The federal government also hands over public resources to make mining companies rich-under an old law dating to 1872, mining companies need not pay for the $2 billion worth of minerals they extract from public lands, a loss to taxpayers of $2 million in royalties a year. "Land itself can be acquired by mining companies at $5 an acre and taxpayers pay for the cleanup," says Weissman. Oil companies reap their own $66 million giveaway since the feds undercharge them by about $2 a barrel for the oil they extract from public property.

"There are 77 programs that could be cut and save taxpayers $55 billion over five years," says Lexi Shultz, staff attorney with the U.S. Public Interest Research Group. USPIRG has joined with Friends of the Earth and Taxpayers for Common Sense in a coalition called Green Scissors which targets subsidies like those to mining companies that damage the environment. These subsidies are worse than giveaways-they "distort the economy" by encouraging corporations to act in ways that are environmentally destructive. For instance, agribusiness is more likely to plant on flood plains that shouldn't be cultivated because the U.S. Department of Agriculture subsidizes crop insurance even on marginal land to the tune of $1.5 billion a year.

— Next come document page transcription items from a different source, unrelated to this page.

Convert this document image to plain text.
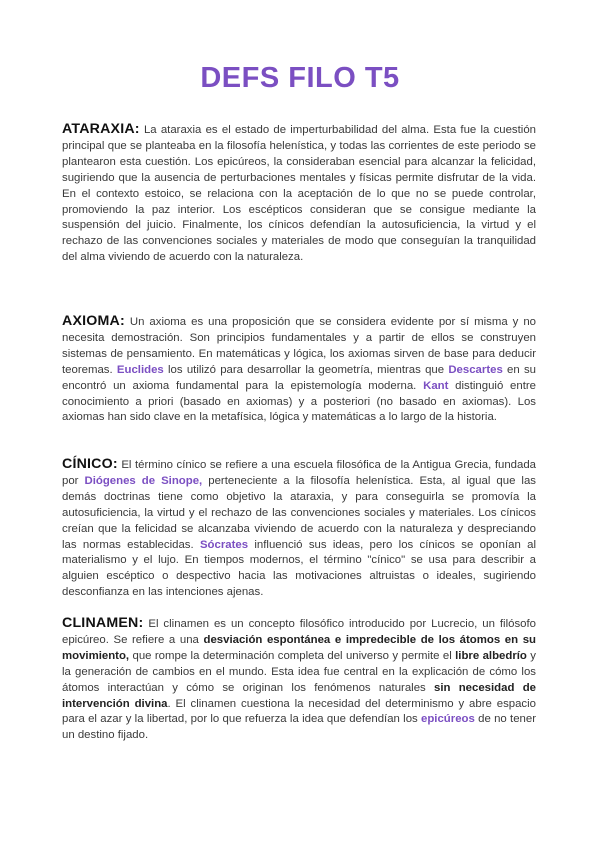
DEFS FILO T5

ATARAXIA: La ataraxia es el estado de imperturbabilidad del alma. Esta fue la cuestión principal que se planteaba en la filosofía helenística, y todas las corrientes de este periodo se plantearon esta cuestión. Los epicúreos, la consideraban esencial para alcanzar la felicidad, sugiriendo que la ausencia de perturbaciones mentales y físicas permite disfrutar de la vida. En el contexto estoico, se relaciona con la aceptación de lo que no se puede controlar, promoviendo la paz interior. Los escépticos consideran que se consigue mediante la suspensión del juicio. Finalmente, los cínicos defendían la autosuficiencia, la virtud y el rechazo de las convenciones sociales y materiales de modo que conseguían la tranquilidad del alma viviendo de acuerdo con la naturaleza.

AXIOMA: Un axioma es una proposición que se considera evidente por sí misma y no necesita demostración. Son principios fundamentales y a partir de ellos se construyen sistemas de pensamiento. En matemáticas y lógica, los axiomas sirven de base para deducir teoremas. Euclides los utilizó para desarrollar la geometría, mientras que Descartes en su encontró un axioma fundamental para la epistemología moderna. Kant distinguió entre conocimiento a priori (basado en axiomas) y a posteriori (no basado en axiomas). Los axiomas han sido clave en la metafísica, lógica y matemáticas a lo largo de la historia.

CÍNICO: El término cínico se refiere a una escuela filosófica de la Antigua Grecia, fundada por Diógenes de Sinope, perteneciente a la filosofía helenística. Esta, al igual que las demás doctrinas tiene como objetivo la ataraxia, y para conseguirla se promovía la autosuficiencia, la virtud y el rechazo de las convenciones sociales y materiales. Los cínicos creían que la felicidad se alcanzaba viviendo de acuerdo con la naturaleza y despreciando las normas establecidas. Sócrates influenció sus ideas, pero los cínicos se oponían al materialismo y el lujo. En tiempos modernos, el término "cínico" se usa para describir a alguien escéptico o despectivo hacia las motivaciones altruistas o ideales, sugiriendo desconfianza en las intenciones ajenas.

CLINAMEN: El clinamen es un concepto filosófico introducido por Lucrecio, un filósofo epicúreo. Se refiere a una desviación espontánea e impredecible de los átomos en su movimiento, que rompe la determinación completa del universo y permite el libre albedrío y la generación de cambios en el mundo. Esta idea fue central en la explicación de cómo los átomos interactúan y cómo se originan los fenómenos naturales sin necesidad de intervención divina. El clinamen cuestiona la necesidad del determinismo y abre espacio para el azar y la libertad, por lo que refuerza la idea que defendían los epicúreos de no tener un destino fijado.
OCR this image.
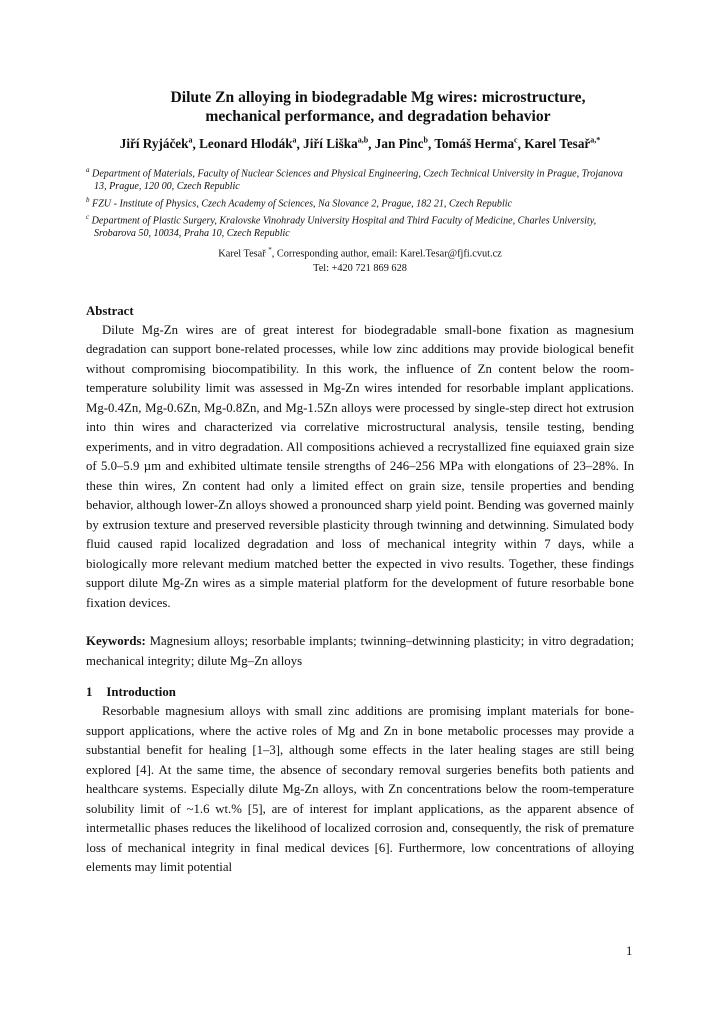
Dilute Zn alloying in biodegradable Mg wires: microstructure,
mechanical performance, and degradation behavior
Jiří Ryjáček$^a$, Leonard Hlodák$^a$, Jiří Liška$^{a,b}$, Jan Pinc$^b$, Tomáš Herma$^c$, Karel Tesař$^{a,*}$
$^a$ Department of Materials, Faculty of Nuclear Sciences and Physical Engineering, Czech Technical University in Prague, Trojanova 13, Prague, 120 00, Czech Republic
$^b$ FZU - Institute of Physics, Czech Academy of Sciences, Na Slovance 2, Prague, 182 21, Czech Republic
$^c$ Department of Plastic Surgery, Kralovske Vinohrady University Hospital and Third Faculty of Medicine, Charles University, Srobarova 50, 10034, Praha 10, Czech Republic
Karel Tesař *, Corresponding author, email: Karel.Tesar@fjfi.cvut.cz
Tel: +420 721 869 628
Abstract

Dilute Mg-Zn wires are of great interest for biodegradable small-bone fixation as magnesium degradation can support bone-related processes, while low zinc additions may provide biological benefit without compromising biocompatibility. In this work, the influence of Zn content below the room-temperature solubility limit was assessed in Mg-Zn wires intended for resorbable implant applications. Mg-0.4Zn, Mg-0.6Zn, Mg-0.8Zn, and Mg-1.5Zn alloys were processed by single-step direct hot extrusion into thin wires and characterized via correlative microstructural analysis, tensile testing, bending experiments, and in vitro degradation. All compositions achieved a recrystallized fine equiaxed grain size of 5.0–5.9 µm and exhibited ultimate tensile strengths of 246–256 MPa with elongations of 23–28%. In these thin wires, Zn content had only a limited effect on grain size, tensile properties and bending behavior, although lower-Zn alloys showed a pronounced sharp yield point. Bending was governed mainly by extrusion texture and preserved reversible plasticity through twinning and detwinning. Simulated body fluid caused rapid localized degradation and loss of mechanical integrity within 7 days, while a biologically more relevant medium matched better the expected in vivo results. Together, these findings support dilute Mg-Zn wires as a simple material platform for the development of future resorbable bone fixation devices.

Keywords: Magnesium alloys; resorbable implants; twinning–detwinning plasticity; in vitro degradation; mechanical integrity; dilute Mg–Zn alloys
1 Introduction

Resorbable magnesium alloys with small zinc additions are promising implant materials for bone-support applications, where the active roles of Mg and Zn in bone metabolic processes may provide a substantial benefit for healing [1–3], although some effects in the later healing stages are still being explored [4]. At the same time, the absence of secondary removal surgeries benefits both patients and healthcare systems. Especially dilute Mg-Zn alloys, with Zn concentrations below the room-temperature solubility limit of ~1.6 wt.% [5], are of interest for implant applications, as the apparent absence of intermetallic phases reduces the likelihood of localized corrosion and, consequently, the risk of premature loss of mechanical integrity in final medical devices [6]. Furthermore, low concentrations of alloying elements may limit potential

1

If the Green Scissors coalition opposes pork from the left, the Cato Institute, a think-tank promoting free enterprise and individual liberty, opposes it from the right. Occasionally they meet in the center, and join with members of the House and Senate who also oppose pork-usually to no avail. Perhaps to prepare for his presidential bid, in 1997 Senator John McCain, the Arizona Republican, proposed creating a federal panel beyond the reach of Congress that would cut pork in much the same way that a commission shut military bases once considered untouchable because politicians fought to keep them in their districts. McCain's proposal died despite support from Democrats like Edward Kennedy, a well-known pork-procurer for his home state of Massachusetts.

Public investment has fallen by more than a third since the late 1970s. Parts of the government are indeed shrinking, and since 1996 true welfare- aid to families with children-is no longer guaranteed to all in need. With corporate taxes going down, and corporate subsidies growing, the government is fast becoming a shell through which citizens pay out to big business, and receive little security in return. Meanwhile, big business-champions of the free market in theory-ensure with their donations that their profits never face the risk of the "free market."